No dia 2 de Março, outra notícia abala a segurança dos/das trabalhadores/as do comércio: a redução de 50% do salário, frente a um acordo feito Sincomércio (o sindicato patronal, ou seja, um sindicato de patrões) e o Sincomerciário, estabelecendo a redução do salário até 31 de Março, assim como outras alterações, como a divisão das férias em três momentos, a suspensão do pagamento do adiantamento salarial e a criação de um banco de horas referentes aos dias não trabalhados. A desculpa, como já dado uma pista acima, é sempre o discurso de “preservar a condição do trabalhador e da empresa”, ou ainda, nas próprias palavras do presidente do Sincomércio, em entrevista a ACidadeOn, “para que a gente possa dar um pouco mais de tranquilidade aos empresários com relação a seus trabalhadores”, “[…] onde conseguimos algumas flexibilizações para beneficiar, tanto as empresas e para a manutenção de emprego para que possamos ter fluxo de caixa um fôlego e fazer frente a essas obrigações trabalhistas que são pesadas.” A preocupação é com o negócio, com os trabalhadores e trabalhadoras? A flexibilização de seus direitos é a ordem.

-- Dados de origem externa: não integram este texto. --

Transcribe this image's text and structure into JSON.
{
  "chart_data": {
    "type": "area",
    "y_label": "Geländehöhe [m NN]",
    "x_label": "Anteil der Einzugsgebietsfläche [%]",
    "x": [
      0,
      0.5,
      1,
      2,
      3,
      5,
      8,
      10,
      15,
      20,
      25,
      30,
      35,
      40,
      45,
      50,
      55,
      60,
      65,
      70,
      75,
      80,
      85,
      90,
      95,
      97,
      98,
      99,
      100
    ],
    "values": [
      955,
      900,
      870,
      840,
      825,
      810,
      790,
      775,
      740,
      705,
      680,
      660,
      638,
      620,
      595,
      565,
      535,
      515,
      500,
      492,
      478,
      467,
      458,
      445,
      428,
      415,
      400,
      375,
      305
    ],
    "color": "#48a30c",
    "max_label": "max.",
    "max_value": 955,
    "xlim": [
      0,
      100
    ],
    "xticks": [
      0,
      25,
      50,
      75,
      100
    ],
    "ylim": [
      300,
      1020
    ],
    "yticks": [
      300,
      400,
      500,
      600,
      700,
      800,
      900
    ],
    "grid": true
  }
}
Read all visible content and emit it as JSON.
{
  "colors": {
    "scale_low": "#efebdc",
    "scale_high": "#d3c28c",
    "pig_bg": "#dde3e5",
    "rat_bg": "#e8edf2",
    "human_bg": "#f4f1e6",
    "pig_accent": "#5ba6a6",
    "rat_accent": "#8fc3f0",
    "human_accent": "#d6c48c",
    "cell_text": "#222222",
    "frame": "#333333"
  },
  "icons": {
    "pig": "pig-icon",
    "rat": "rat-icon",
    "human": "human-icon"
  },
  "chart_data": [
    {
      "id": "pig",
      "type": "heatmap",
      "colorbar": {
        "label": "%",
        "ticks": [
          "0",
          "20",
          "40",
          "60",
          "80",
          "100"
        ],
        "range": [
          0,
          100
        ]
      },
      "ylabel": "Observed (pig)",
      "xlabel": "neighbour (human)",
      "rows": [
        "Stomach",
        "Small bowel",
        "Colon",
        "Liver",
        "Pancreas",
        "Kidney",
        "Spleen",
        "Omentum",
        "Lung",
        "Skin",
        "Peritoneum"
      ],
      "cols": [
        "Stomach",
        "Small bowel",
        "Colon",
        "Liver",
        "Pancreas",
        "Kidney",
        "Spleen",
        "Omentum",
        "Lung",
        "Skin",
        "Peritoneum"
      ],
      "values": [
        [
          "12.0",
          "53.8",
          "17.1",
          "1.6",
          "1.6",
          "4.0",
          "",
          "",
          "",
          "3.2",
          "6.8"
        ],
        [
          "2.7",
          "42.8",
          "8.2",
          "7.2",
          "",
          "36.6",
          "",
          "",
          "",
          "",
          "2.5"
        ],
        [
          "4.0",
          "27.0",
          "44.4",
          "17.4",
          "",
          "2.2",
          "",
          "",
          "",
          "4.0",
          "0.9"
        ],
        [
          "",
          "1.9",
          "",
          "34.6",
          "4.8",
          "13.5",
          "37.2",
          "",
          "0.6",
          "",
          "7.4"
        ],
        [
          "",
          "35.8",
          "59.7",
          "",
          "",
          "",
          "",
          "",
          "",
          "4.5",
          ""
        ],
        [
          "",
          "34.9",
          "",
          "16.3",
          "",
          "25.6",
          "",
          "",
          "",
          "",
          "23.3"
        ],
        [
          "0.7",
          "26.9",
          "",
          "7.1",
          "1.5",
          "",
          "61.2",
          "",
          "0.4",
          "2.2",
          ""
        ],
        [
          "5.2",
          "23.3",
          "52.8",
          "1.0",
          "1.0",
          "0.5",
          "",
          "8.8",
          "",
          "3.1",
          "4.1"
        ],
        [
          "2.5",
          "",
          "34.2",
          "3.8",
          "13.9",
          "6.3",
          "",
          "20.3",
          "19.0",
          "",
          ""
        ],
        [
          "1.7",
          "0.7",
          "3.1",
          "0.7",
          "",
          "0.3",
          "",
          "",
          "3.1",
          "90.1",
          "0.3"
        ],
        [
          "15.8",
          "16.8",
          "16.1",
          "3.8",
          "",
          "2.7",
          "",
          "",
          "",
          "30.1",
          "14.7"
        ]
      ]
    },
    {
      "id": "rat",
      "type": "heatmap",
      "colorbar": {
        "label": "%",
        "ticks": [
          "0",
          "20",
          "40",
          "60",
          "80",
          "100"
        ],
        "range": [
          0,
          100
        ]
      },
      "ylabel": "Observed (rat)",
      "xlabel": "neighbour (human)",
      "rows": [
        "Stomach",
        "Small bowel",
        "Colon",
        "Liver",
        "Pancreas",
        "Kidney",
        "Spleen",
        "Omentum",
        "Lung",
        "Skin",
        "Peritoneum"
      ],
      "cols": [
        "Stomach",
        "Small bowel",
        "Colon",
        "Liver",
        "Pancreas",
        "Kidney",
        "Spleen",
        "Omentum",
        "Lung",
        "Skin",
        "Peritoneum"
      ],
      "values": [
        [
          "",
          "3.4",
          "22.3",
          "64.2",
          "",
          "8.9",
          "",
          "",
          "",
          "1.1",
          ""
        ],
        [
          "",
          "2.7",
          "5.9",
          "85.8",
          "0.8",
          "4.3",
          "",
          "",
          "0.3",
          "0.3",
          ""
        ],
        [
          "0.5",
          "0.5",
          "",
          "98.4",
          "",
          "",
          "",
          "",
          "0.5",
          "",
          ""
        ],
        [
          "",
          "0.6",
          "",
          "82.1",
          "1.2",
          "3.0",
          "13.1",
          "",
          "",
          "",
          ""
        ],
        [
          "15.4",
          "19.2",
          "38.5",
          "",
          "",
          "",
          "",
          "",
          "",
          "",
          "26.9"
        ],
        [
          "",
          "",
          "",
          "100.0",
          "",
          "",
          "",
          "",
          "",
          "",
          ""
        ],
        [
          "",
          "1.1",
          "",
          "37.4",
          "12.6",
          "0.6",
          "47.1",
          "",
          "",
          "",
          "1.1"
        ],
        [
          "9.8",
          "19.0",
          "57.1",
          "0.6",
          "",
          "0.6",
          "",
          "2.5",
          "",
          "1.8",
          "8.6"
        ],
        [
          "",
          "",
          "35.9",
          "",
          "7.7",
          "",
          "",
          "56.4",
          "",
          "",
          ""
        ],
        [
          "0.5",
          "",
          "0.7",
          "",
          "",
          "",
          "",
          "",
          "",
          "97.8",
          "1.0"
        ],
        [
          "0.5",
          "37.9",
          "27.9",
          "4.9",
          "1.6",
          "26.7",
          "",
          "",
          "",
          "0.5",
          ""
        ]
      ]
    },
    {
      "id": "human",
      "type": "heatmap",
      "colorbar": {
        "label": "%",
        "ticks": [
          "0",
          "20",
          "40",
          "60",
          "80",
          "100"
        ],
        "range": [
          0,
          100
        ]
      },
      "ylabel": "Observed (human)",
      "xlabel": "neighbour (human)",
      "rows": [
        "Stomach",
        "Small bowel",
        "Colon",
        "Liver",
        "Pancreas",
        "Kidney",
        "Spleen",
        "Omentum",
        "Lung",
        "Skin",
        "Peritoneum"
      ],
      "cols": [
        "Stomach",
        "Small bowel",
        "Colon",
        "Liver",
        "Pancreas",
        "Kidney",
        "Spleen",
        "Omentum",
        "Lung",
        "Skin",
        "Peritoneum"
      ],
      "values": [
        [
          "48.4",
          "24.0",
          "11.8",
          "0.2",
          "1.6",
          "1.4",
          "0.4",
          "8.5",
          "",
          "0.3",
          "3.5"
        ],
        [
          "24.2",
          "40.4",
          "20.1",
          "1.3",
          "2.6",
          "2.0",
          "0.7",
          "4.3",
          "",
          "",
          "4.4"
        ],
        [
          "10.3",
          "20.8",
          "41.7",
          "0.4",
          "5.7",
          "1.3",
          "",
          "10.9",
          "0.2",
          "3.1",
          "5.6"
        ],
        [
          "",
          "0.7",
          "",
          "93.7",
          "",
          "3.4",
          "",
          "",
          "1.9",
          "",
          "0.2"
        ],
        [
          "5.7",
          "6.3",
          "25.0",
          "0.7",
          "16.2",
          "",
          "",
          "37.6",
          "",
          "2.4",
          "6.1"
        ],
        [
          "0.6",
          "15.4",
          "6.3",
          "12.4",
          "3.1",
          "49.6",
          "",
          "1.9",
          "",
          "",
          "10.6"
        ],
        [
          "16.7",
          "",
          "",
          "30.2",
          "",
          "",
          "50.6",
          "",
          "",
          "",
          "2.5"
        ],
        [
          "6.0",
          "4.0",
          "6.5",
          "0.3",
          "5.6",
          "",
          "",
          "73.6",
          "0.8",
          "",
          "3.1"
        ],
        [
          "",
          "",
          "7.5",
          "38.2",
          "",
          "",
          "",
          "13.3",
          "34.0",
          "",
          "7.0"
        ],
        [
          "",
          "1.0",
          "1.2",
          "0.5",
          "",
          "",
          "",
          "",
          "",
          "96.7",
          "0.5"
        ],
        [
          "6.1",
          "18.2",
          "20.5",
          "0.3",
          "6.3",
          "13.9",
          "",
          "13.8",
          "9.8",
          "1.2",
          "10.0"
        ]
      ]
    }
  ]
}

O isolamento escancarou uma face muito importante da política institucional brasileira – o povo está somente com ele mesmo, não podendo contar com as falsas promessas políticas, com o rosto preocupado do prefeito em quase todos os jornais de São Paulo. Reaprendemos que é a própria população que a ajuda, em um grande ciclo de solidariedade, de doações de alimentos, de troca de informações, que faz a vida funcionar. São nossas ações reais, do dia a dia, que constroem a nossa sobrevivência. São as hortas comunitárias que colocam os vegetais e a luta na mesa por um preço mais acessível, uma vez que as idas ao mercado estão cada vez mais difíceis; são os educadores e educadoras que constroem junto aos estudantes a informação, a crítica; são os trabalhadores e trabalhadoras que organizam a sua comunidade. Enquanto professores e professoras tentam articular a ida de seus estudantes para o vestibular, os órgãos públicos e, até mesmo a universidade que perdeu sua função social, fecham suas portas (ou melhor, seus ônibus) para mantê-los em suas garagens. Da prefeitura, dos políticos, esperamos apenas promessas vazias, repletas de desculpas, cheias de uma esperança irreal que não virá sem ações reais, pois sabemos com quem as negociações são feitas – com os empresários e com todas as instâncias que não correspondem ao povo.
A nossa luta, direta, constrói uma realidade melhor para que possamos não somente sobreviver, mas viver com dignidade.
Pela vacinação em massa. Por uma vida digna.